Soprusi di cui le motivazioni, depositate nei giorni scorsi, danno ampiamente conto: le vittime, scrive il giudice, hanno descritto “un modus operandi ricorrente: una sorta di ‘battesimo’ una volta che il detenuto fa ingresso in carcere, perpetrato da un gruppo di agenti di Polizia penitenziaria (i quali, dall’agire in gruppo, paiono trarre superiorità e forza e la cui identità spesso ritorna nei vari fatti contestati), con modalità simili (insulti e vessazioni continui, schiaffi al volto, calci, pugni alla schiena, sferrati in una stanzetta isolata o durante un percorso obbligato spesso indossando i guanti, pratica utilizzata, evidentemente, per non lasciare tracce evidenti), oltre a perquisizioni arbitrarie e violente e a limitazioni arbitrarie dei diritti dei detenuti (ai quali, ad esempio, non viene fornito il materasso per dormire), tutti posti in essere verso i detenuti per reati a sfondo sessuale, o con vittime minorenni”.

Coloro i quali avrebbero dovuto tutelare i detenuti più a rischio, perché responsabili di reati particolarmente odiosi, si sono attribuiti “una patente di ‘giustizieri morali’ violenti, nella certezza dell’impunità”, prosegue il gup. Nessuna volontà di calunniare gli agenti perciò: le dichiarazioni dei detenuti sono “intrinsecamente credibili” e hanno ottenuto molti riscontri incrociati. Per esempio dal registro degli “infortuni accidentali”, dove c’è scritto che su 166 episodi refertati nel 2018, 75 facevano capo proprio al reparto dei sex offender. A monte, almeno per una decina di quegli episodi, ci sarebbero degli abusi commessi dalle guardie: “Alcuni agenti del blocco C – si legge nella sentenza – utilizzavano quotidianamente modi brutali, quali picchiare i detenuti, dopo averli condotti in una saletta al piano di sotto, eseguire perquisizioni punitive, danneggiare effetti personali, costringere il soggetto a leggere ad alta volte il capo di imputazione per poi deriderlo e insultarlo, ovvero portarlo nei pressi della rotonda del reparto e circondarlo, anche alla presenza dell’ispettore, per intimorirlo e dissuaderlo da eventuali denunce nei loro confronti”.

Un detenuto ha raccontato di essere stato portato in una saletta, fatto rimanere faccia al muro per un’ora e poi picchiato da tre agenti, un altro di non essersi potuto lavare per settimane, altri di essere stati insultati con frasi come “negro di merda” o “pedofilo di merda” e costretti a pronunciare frasi umilianti.
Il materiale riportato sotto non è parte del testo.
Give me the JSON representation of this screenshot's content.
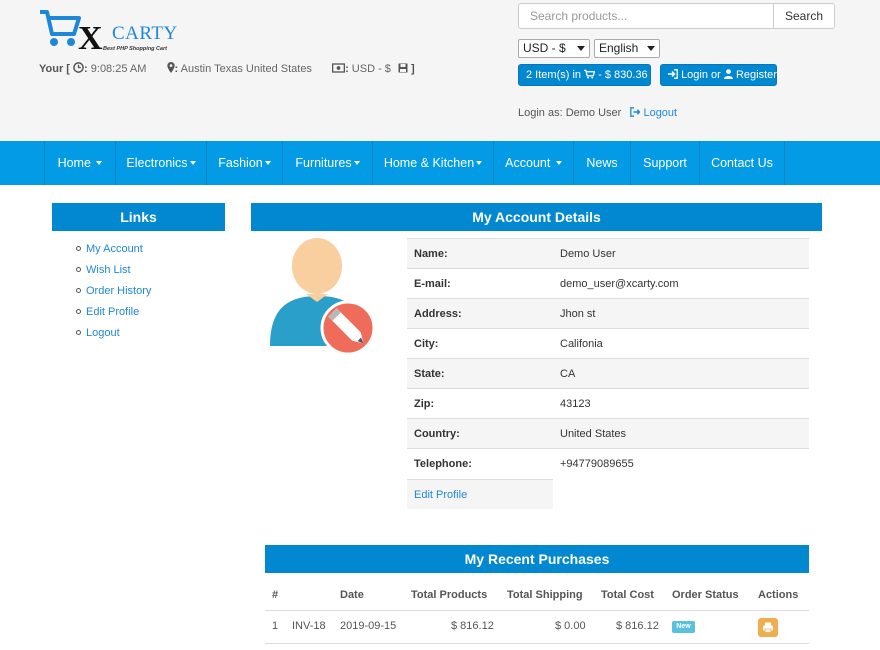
{
  "header": {
    "logo": {
      "x": "X",
      "carty": "CARTY",
      "tagline": "Best PHP Shopping Cart"
    },
    "info": {
      "your_label": "Your [",
      "time": "9:08:25 AM",
      "location": "Austin Texas United States",
      "currency": "USD - $",
      "close_bracket": "]"
    },
    "search": {
      "placeholder": "Search products...",
      "button_label": "Search"
    },
    "currency_select": "USD - $",
    "language_select": "English",
    "cart_button": {
      "items_text": "2 Item(s) in",
      "amount": "- $ 830.36"
    },
    "login_button": {
      "login": "Login",
      "or": "or",
      "register": "Register"
    },
    "login_as": "Login as: Demo User",
    "logout": "Logout"
  },
  "nav": {
    "items": [
      {
        "label": "Home",
        "caret": true
      },
      {
        "label": "Electronics",
        "caret": true
      },
      {
        "label": "Fashion",
        "caret": true
      },
      {
        "label": "Furnitures",
        "caret": true
      },
      {
        "label": "Home & Kitchen",
        "caret": true
      },
      {
        "label": "Account",
        "caret": true
      },
      {
        "label": "News",
        "caret": false
      },
      {
        "label": "Support",
        "caret": false
      },
      {
        "label": "Contact Us",
        "caret": false
      }
    ]
  },
  "sidebar": {
    "title": "Links",
    "links": [
      "My Account",
      "Wish List",
      "Order History",
      "Edit Profile",
      "Logout"
    ]
  },
  "account": {
    "title": "My Account Details",
    "rows": [
      {
        "label": "Name:",
        "value": "Demo User"
      },
      {
        "label": "E-mail:",
        "value": "demo_user@xcarty.com"
      },
      {
        "label": "Address:",
        "value": "Jhon st"
      },
      {
        "label": "City:",
        "value": "Califonia"
      },
      {
        "label": "State:",
        "value": "CA"
      },
      {
        "label": "Zip:",
        "value": "43123"
      },
      {
        "label": "Country:",
        "value": "United States"
      },
      {
        "label": "Telephone:",
        "value": "+94779089655"
      }
    ],
    "edit_profile": "Edit Profile"
  },
  "purchases": {
    "title": "My Recent Purchases",
    "headers": [
      "#",
      "Date",
      "Total Products",
      "Total Shipping",
      "Total Cost",
      "Order Status",
      "Actions"
    ],
    "rows": [
      {
        "num": "1",
        "invoice": "INV-18",
        "date": "2019-09-15",
        "products": "$ 816.12",
        "shipping": "$ 0.00",
        "cost": "$ 816.12",
        "status": "New"
      }
    ]
  },
  "colors": {
    "primary": "#0288d1",
    "nav": "#039be5",
    "link": "#1e88d6",
    "badge": "#5bc0de",
    "print": "#f0ad4e"
  }
}
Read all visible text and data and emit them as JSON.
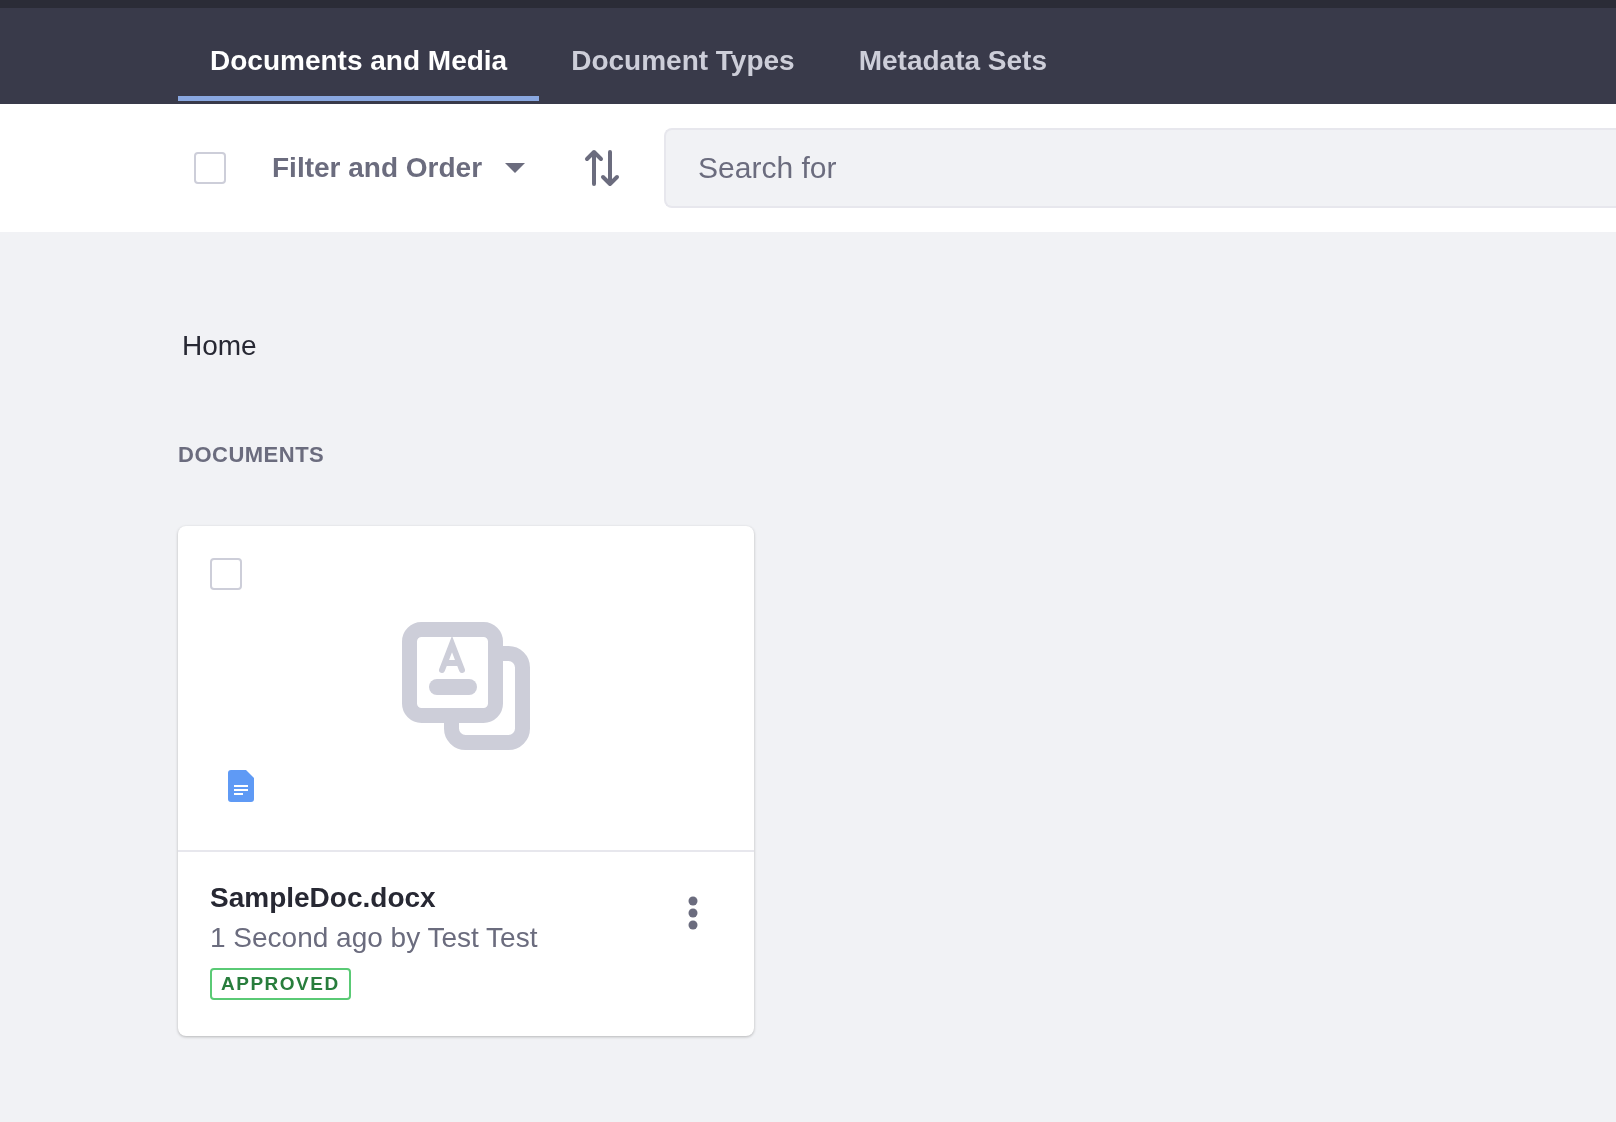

Secondo le accuse degli inquirenti, coordinati dal pubblico ministero Francesco Pelosi, il ‘regista’ delle violenze sarebbe l’ex coordinatore di sezione, l’ispettore Maurizio Gebbia, che ha scelto il rito ordinario (il dibattimento è iniziato a luglio). Secondo il giudice, il direttore dell’istituto era perfettamente al corrente della situazione “quantomeno a partire dal 2018, se non prima”, ma sottovalutò le segnalazioni “omettendo di denunciare quanto via via a sua conoscenza”. Tuttavia “non è provata alcuna finalità da parte di Minervini di favorire Gebbia o altri agenti di Polizia Penitenziaria”, semmai la volontà di mantenere “rapporti di equilibrio” con loro. Allo stesso modo, il loro capo Alberotanza ha mostrato soltanto “una vicinanza ai propri sottoposti più che il dolo del reato di favoreggiamento”. Più dure le considerazioni sull’agente semplice: il suo comportamento, si legge, fu “aggressivo e assolutamente arbitrario”, ma non aveva lo scopo di “ledere in maniera esorbitante la dignità della persona”. Piuttosto è emersa la sua “evidente incapacità di valutare i limiti della propria funzione” perché aveva poca esperienza. Per questo (e perché gli episodi contestati risalgono a prima di luglio 2017) è stato condannato per il più lieve reato di abuso di autorità.